Forward and Inverse Design of Kirigami via Supervised Autoencoder

TL;DR

This paper introduces a supervised autoencoder that enables inverse design and property prediction of graphene kirigami structures, facilitating the discovery of novel configurations with desired mechanical properties.

Contribution

The study develops a supervised autoencoder capable of reconstructing kirigami configurations, predicting their mechanical properties, and generating new designs by interpolating in latent space.

Findings

The sAE accurately predicts stress and strain of kirigami structures.

It can generate novel kirigami designs by interpolating in latent space.

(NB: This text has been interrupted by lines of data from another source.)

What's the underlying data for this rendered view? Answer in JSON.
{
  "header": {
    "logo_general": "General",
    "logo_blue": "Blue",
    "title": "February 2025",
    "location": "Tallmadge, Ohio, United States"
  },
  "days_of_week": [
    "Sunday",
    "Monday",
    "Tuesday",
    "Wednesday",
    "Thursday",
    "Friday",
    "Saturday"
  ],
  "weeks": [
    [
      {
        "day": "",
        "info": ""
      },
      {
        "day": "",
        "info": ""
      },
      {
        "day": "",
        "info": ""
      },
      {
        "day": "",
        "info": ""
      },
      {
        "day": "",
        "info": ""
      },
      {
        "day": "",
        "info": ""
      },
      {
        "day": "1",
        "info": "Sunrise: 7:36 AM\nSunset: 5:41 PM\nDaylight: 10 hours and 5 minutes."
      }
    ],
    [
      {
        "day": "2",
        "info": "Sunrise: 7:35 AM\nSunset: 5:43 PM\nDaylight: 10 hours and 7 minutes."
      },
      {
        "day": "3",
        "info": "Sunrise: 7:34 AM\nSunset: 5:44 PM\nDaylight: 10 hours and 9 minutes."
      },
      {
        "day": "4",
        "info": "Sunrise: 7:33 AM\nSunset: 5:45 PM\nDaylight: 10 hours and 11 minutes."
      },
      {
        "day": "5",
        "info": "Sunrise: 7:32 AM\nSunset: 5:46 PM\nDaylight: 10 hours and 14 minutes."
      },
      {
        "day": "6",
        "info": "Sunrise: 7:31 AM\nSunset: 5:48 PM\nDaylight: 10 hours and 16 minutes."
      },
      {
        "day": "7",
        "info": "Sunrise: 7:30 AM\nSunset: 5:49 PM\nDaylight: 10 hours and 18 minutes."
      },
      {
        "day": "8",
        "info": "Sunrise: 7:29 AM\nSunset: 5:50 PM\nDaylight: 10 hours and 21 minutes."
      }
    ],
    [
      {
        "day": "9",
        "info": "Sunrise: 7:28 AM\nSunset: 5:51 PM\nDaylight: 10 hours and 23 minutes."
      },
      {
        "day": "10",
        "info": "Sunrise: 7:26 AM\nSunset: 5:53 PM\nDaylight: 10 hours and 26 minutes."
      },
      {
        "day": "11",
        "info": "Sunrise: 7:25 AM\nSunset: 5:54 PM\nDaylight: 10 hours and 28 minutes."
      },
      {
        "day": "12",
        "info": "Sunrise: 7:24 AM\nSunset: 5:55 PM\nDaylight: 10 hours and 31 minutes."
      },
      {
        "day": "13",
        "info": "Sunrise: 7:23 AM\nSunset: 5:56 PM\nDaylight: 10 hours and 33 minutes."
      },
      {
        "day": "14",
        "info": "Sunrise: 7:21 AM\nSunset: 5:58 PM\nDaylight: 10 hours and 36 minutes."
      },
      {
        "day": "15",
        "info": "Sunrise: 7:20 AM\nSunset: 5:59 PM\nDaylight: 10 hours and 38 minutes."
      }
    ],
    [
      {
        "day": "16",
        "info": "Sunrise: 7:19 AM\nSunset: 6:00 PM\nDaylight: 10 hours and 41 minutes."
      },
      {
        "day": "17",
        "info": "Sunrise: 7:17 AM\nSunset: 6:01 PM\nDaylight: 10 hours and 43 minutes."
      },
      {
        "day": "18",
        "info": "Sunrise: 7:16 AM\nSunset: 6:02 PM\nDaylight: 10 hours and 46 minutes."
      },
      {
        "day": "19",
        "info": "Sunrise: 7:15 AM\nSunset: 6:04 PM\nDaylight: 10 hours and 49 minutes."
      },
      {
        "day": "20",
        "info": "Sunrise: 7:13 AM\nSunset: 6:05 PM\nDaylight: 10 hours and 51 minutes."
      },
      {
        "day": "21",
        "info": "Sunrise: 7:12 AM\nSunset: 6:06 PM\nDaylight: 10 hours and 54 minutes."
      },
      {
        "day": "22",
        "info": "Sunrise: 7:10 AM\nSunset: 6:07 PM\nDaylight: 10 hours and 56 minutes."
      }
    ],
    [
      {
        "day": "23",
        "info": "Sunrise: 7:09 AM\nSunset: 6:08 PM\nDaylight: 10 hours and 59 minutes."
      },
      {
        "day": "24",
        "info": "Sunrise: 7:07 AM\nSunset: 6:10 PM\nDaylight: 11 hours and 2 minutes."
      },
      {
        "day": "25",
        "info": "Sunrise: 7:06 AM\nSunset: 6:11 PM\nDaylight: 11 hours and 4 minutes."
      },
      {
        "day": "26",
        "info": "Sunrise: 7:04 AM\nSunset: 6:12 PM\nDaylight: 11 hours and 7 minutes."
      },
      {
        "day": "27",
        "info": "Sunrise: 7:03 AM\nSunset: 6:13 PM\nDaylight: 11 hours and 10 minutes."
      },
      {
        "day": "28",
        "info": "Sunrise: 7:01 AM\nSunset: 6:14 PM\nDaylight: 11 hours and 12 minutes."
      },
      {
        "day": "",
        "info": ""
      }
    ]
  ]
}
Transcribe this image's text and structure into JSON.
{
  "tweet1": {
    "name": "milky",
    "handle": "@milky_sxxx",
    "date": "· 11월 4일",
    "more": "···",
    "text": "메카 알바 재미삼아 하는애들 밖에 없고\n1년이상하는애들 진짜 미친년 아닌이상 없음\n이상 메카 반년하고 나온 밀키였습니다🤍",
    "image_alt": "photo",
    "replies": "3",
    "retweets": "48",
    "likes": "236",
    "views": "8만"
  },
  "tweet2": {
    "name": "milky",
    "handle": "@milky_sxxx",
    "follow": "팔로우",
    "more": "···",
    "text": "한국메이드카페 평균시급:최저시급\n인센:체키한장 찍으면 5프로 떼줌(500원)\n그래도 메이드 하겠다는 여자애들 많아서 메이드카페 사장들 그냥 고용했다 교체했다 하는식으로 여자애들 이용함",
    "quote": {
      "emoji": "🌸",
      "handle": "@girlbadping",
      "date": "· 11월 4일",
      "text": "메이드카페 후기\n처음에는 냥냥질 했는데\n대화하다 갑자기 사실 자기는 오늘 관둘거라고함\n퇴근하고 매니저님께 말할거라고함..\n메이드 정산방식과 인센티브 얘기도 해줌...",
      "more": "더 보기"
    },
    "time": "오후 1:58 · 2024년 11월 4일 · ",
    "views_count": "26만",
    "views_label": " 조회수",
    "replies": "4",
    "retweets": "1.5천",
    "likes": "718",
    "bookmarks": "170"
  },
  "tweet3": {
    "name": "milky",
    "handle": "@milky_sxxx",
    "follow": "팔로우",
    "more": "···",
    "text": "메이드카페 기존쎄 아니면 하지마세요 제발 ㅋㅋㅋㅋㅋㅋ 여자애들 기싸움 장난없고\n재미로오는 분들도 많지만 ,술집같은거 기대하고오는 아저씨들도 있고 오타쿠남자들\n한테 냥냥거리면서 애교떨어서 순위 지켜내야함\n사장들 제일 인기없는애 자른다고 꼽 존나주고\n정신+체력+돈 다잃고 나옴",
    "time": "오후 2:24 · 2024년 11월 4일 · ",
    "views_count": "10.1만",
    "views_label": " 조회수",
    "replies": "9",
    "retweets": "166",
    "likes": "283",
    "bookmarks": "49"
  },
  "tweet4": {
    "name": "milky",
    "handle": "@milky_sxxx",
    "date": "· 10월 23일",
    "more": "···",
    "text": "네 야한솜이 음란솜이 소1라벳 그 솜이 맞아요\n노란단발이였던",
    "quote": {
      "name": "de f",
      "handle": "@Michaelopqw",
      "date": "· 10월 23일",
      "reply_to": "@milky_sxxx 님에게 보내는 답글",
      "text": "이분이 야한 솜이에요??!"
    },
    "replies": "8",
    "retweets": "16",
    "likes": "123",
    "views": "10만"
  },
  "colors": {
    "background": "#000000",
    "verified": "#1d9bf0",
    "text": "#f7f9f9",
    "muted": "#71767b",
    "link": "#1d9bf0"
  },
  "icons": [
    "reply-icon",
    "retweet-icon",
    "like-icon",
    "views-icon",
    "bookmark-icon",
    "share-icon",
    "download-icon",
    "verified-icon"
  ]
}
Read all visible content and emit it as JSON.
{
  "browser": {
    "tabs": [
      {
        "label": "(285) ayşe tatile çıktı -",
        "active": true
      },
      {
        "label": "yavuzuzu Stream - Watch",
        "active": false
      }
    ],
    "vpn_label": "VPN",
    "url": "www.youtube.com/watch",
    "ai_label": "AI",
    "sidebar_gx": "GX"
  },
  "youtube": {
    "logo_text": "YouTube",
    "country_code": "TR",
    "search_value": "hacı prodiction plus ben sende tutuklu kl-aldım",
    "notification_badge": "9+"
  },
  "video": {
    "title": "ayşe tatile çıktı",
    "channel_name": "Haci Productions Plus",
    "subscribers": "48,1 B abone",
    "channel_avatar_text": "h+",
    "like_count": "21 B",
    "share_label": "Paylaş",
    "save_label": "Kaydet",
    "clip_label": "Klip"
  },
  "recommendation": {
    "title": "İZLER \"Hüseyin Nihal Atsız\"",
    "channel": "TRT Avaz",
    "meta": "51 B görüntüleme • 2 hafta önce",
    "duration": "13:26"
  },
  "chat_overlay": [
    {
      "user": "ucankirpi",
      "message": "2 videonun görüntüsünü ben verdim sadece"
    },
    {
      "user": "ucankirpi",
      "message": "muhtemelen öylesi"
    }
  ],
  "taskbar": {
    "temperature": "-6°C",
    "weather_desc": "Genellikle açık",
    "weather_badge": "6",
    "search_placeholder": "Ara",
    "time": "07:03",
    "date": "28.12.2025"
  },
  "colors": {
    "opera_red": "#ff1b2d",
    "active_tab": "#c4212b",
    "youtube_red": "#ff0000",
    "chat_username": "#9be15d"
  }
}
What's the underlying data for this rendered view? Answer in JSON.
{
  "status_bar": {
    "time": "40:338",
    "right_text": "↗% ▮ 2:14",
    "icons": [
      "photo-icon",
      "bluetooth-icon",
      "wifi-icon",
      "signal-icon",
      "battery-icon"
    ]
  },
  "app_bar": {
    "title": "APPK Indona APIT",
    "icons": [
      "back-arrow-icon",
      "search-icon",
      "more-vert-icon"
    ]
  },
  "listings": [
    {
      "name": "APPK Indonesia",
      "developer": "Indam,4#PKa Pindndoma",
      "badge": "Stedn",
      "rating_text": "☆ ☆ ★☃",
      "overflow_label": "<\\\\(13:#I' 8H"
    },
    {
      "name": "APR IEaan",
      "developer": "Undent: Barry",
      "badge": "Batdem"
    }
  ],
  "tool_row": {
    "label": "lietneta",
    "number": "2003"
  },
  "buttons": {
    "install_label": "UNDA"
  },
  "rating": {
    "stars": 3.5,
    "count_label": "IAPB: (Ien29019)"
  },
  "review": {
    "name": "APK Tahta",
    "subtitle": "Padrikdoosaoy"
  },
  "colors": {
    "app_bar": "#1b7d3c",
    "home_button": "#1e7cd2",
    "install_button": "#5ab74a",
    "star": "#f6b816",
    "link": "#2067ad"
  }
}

The method classifies kirigami cuts as parallel or orthogonal.

Abstract

Machine learning (ML) methods have recently been used as forward solvers to predict the mechanical properties of composite materials. Here, we use a supervised-autoencoder (sAE) to perform inverse design of graphene kirigami, where predicting the ultimate stress or strain under tensile loading is known to be difficult due to nonlinear effects arising from the out-of-plane buckling. Unlike the standard autoencoder, our sAE is able not only to reconstruct cut configurations but also to predict mechanical properties of graphene kirigami and classify the kirigami witheither parallel or orthogonal cuts. By interpolating in the latent space of kirigami structures, the sAE is able to generate novel designs that mix parallel and orthogonal cuts, despite being trained independently on parallel or orthogonal cuts. Our method allows us to both identify novel designs and predict, with reasonable accuracy, their mechanical properties, which is crucial for expanding the search space for materials design.